Over the years I’ve met a lot of people in person and online. Friendships have been formed… some have faded from sight, some simply fell apart as our paths took us in opposite directions, some were broken due to fights, and lucky some are stronger than ever.
It was a slow realization but it hit me today that really the people I’ve been turning to lately haven’t been my old friends.
At one point over the past few months I had one of those old friends tell me that she didn’t feel like she knew me any more. Part of me, of course, wonders how well the ‘older’ friends really know/knew me to begin with since I was so closed until more recently. I think that the dissolving of some of these relationships lately has been because I am more open, I am more positive, I don’t hold back, and maybe it’s just too much. My opinions before were stated but often muted a bit… but were still considered to be blunt, when now it’s been upped a few notches to what I really think… I don’t believe in sugar-coating, never have and probably never will.
Really though I’m finding that a lot of people don’t like it when you’re straight-forward about what you think or believe. We live in a society, it seems, where people prefer you to lie to them so they can believe whatever it is they want to believe instead of being faced with what you really think. That’s not the kind of friend I prefer though – I’d much rather have one who I can always know where I stand with. We might not always agree, things might not always be pretty – but it’s not glossed over and watered down or, worse yet, just completely false. I can handle truth, but absolutely feel ill when I find out someone’s going to different people with different stories (and there’s always someone who’ll do this – sometimes though you find yourself disappointed by the one who decided to play all sides of the fence and pretty much just screw everyone over).
It was in evaluating my friendships with a few people that my thoughts began coming down this road, but that’s not to say that it’s all pertaining to any certain individual or individuals. My thoughts to this point really have been very general, and as they’re beginning to feel more specific I’ll end. One thing, though, is for damned sure. Right or wrong I’m true to myself. I never pretend. What I say is what I really think and feel.
To reflect this though I’m trying to change a few things in my life and that includes cleaning up a lot of things. If I’ve not had a real conversation with you outside of few comments here and there in a while or there hasn’t been some sort of other interaction you’ve been removed, regardless of how long I’ve known you or the type of friendship we’ve had in the past. I have decided to start afresh & so in order to do that would want to start off with only the people I have a personal connection with. I don’t mean to make it personal, so please don’t take it as such. I feel that I would rather relate to people I connect with no matter how my relation ships have been in the past.
If you think you can relate to the new me and want to connect with me, you are more than welcome to do so.

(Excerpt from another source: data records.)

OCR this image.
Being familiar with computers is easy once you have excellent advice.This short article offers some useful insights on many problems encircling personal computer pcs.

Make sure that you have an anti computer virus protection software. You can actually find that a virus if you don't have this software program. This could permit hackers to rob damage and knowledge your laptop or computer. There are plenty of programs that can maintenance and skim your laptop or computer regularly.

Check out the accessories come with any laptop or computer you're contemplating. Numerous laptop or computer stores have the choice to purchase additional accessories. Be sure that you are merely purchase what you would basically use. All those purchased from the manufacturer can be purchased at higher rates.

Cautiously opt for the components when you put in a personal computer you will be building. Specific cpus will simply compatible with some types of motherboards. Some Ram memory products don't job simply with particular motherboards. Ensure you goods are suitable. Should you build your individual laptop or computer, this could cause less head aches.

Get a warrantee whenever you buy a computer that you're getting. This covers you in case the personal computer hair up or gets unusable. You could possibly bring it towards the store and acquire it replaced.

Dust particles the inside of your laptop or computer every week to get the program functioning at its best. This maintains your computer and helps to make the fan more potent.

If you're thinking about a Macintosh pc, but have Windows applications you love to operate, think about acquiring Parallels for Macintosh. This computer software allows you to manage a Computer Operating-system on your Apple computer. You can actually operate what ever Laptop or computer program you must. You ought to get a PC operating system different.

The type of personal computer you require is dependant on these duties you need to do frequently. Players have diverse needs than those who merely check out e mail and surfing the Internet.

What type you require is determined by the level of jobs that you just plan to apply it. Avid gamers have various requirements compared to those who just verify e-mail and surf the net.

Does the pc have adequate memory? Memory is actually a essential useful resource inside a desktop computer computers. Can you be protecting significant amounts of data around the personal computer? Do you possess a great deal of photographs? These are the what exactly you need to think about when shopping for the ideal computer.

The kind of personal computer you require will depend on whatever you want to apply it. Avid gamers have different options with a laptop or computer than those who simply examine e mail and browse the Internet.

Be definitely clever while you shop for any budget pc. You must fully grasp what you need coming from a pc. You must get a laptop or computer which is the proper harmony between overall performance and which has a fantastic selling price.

October 23rd, 2009 at 2:07 am
Bang On Anam!!! Was just thinking of something I had written ages ago…Relationships that come in 3 categories, for a reason, season or a lifetime. Some are there for a specific reason, they just are around till the reason lasts. Some are for a season, they teach you things you need to know about life and the last one ….ones that last a life time…we use the lessons we learn from the other two kinds of relationships to deal with the relationships of a lifetime
I guess all of us need to springclean the relationships we cling to from time to time as a cleansing for ourselves. Being true to yourself should be first on the list and like you said …those who cannot tolerate that you , I guess you are better off without.
I value honesty and truth as much as you and can appreciate what you are doing…I am following the same path as well
October 23rd, 2009 at 3:03 am
Agree with both of you completely! No point in hanging on to friendships and relationships which are just there. I myself have done some soul searching and sifting. There are some, although i have contacted them to say hi/hello have not responded. I believe its better to have a handful of good friends than one hundred so-called friends who dont have time for me when i need them! In a way this is like looking through our wardrobe, and if there is something that we did not wear for the last two years, then we are better off getting rid of those!